24th – 28th August

At the end of August the IFI is celebrating one of cinema’s classic genres with a five-day season, The Western. Focusing on the use of the Western as a political allegory, the season will feature both classic films familiar to many cinema-goers such as The Searchers, High Noon, and Rio Bravo; as well as rarely-seen films using the Western to make political points for non-western audiences like Czechoslovakia’s Lemonade Joe; and American films whose politics were unfashionable in their era such as Alex Cox’s career-ending Walker.
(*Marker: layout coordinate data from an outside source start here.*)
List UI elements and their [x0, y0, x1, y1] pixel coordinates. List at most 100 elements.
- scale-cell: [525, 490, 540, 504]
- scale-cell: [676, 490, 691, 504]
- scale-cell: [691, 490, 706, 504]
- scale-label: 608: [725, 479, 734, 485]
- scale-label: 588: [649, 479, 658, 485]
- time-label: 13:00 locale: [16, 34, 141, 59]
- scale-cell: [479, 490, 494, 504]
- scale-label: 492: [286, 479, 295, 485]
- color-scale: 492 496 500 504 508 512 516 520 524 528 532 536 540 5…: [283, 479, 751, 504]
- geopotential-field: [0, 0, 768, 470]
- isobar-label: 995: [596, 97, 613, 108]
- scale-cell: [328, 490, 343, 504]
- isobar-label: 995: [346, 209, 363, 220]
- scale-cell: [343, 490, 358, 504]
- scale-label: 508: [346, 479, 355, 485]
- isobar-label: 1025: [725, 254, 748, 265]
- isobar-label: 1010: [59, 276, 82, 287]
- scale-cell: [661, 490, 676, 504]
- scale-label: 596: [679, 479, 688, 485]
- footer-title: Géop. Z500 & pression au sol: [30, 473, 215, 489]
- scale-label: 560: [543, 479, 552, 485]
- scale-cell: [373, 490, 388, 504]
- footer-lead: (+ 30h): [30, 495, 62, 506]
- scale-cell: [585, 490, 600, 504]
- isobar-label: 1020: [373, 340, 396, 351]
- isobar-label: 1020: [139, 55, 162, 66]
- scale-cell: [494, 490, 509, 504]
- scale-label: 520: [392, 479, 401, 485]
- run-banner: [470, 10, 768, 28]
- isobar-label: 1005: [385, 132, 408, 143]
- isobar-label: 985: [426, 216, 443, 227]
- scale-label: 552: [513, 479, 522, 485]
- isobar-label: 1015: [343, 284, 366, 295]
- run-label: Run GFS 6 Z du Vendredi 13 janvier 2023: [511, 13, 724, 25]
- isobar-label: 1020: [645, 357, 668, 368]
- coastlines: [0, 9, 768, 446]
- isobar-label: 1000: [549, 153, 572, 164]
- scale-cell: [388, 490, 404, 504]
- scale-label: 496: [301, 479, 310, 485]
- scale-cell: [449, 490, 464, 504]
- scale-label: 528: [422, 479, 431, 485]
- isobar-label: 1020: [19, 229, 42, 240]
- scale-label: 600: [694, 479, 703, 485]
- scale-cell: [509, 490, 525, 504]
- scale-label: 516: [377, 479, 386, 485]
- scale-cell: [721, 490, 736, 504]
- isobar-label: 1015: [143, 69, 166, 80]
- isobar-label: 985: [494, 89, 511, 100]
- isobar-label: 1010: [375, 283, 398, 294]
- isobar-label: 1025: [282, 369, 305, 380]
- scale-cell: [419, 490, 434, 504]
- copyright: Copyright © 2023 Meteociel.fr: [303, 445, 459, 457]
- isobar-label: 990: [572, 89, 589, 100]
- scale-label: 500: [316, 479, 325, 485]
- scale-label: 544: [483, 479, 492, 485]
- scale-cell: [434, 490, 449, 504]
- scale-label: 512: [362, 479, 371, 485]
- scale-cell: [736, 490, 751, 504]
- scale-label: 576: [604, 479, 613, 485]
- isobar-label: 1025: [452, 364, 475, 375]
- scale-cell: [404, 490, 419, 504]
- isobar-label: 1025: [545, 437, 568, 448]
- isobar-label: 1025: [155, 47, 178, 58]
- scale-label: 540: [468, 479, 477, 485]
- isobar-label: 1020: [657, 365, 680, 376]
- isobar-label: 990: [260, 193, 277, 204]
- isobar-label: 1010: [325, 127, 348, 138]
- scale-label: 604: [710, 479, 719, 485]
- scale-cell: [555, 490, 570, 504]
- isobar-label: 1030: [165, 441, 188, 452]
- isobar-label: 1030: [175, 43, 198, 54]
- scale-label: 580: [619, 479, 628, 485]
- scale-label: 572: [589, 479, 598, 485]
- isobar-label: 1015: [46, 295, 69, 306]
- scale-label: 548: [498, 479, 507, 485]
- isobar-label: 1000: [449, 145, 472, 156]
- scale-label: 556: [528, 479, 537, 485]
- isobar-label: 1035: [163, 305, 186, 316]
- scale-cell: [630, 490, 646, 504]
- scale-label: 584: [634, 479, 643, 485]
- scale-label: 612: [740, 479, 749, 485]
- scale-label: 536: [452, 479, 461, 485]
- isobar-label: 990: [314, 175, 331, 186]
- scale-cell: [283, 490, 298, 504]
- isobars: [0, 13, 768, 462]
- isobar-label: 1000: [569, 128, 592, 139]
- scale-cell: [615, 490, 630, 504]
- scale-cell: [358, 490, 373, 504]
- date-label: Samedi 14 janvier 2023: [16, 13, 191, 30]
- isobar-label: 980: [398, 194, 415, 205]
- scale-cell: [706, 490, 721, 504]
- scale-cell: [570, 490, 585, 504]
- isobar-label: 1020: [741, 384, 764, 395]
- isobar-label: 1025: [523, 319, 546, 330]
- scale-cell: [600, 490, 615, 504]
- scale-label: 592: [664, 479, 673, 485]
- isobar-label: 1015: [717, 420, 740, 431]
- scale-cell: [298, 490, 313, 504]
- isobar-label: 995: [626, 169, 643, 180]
The standard reading of the Western is a given: the foundation of the homeland and the establishment of order in a wild frontier. By the 1950s that orthodox narrative was breaking down with films like John Ford’s brilliant film The Searchers examining the role of racism and genocide on the frontier, setting off a period of harsh introspection in the genre.

Fred Zimmerman’s High Noon and Howard Hawks Rio Bravo brilliantly set out contrasting ideological positions at a time when Senator McCarthy’s HUAC investigations were bringing Cold War paranoia to Hollywood in extremely personal fashion. High Noon’s Marshall Kane (Gary Cooper) famously appeals to the townsfolk to stick together in the face of an external threat whilst Rio Bravo’s Sheriff Chance fulfils his duty alone despite being impossibly outnumbered. Johnny Guitar offers another veiled criticism of McCarthyism as well demonstrating a bold new approach to Western sexual politics with two gun-slinging women (Joan Crawford and Mercedes McCambridge) in rival gang leader roles.

The possibilities of The Western as a political allegory continued to evolve and diversify in the decades following the 1950s. International versions of the genre proliferated, often using the form to critique the U.S in its own foundation myth. A Bullet for the General by Damiano Damiani, one of the left-wing ‘Zapata’ Spaghetti Westerns gives a defiantly Marxist reading of the Mexican Revolution. Behind the Iron Curtain the Osterns (or Red Westerns) emerged throughout the Eastern Bloc with Native Americans or immigrant Eastern Europeans featuring as heroes. One of the most famous and still popular examples, Lemonade Joe from Czechoslovkia, features in the season with a teetotal cowboy imposing prohibition on a frontier town.

The aftermath of American defeat in Vietnam saw the release of The Outlaw Josey Wales, a classic anti-war Western that was a stark reflection on the bloodshed in Indochina and an unromantic depiction of the Reconstruction period after the American Civil War. The most recent film in the season, Walker from 1987, also demonstrates the dangers of taking political allegories too far. Despite a promising start to his career director Alex Cox never worked in Hollywood again after his overt condemnation of Regan-era politics told through the story of William Walker, the American ‘revolutionary’ who invaded Mexico and declared himself President of Nicaragua in the 1850s.

The guest curator of the season, artist Declan Clarke, will take part in a post screening discussion with Austin Fisher, author of Radical Frontiers in the Spaghetti Western: Politics, Violence and Popular Italian Cinema after the screening of A Bullet for the General on 27th August.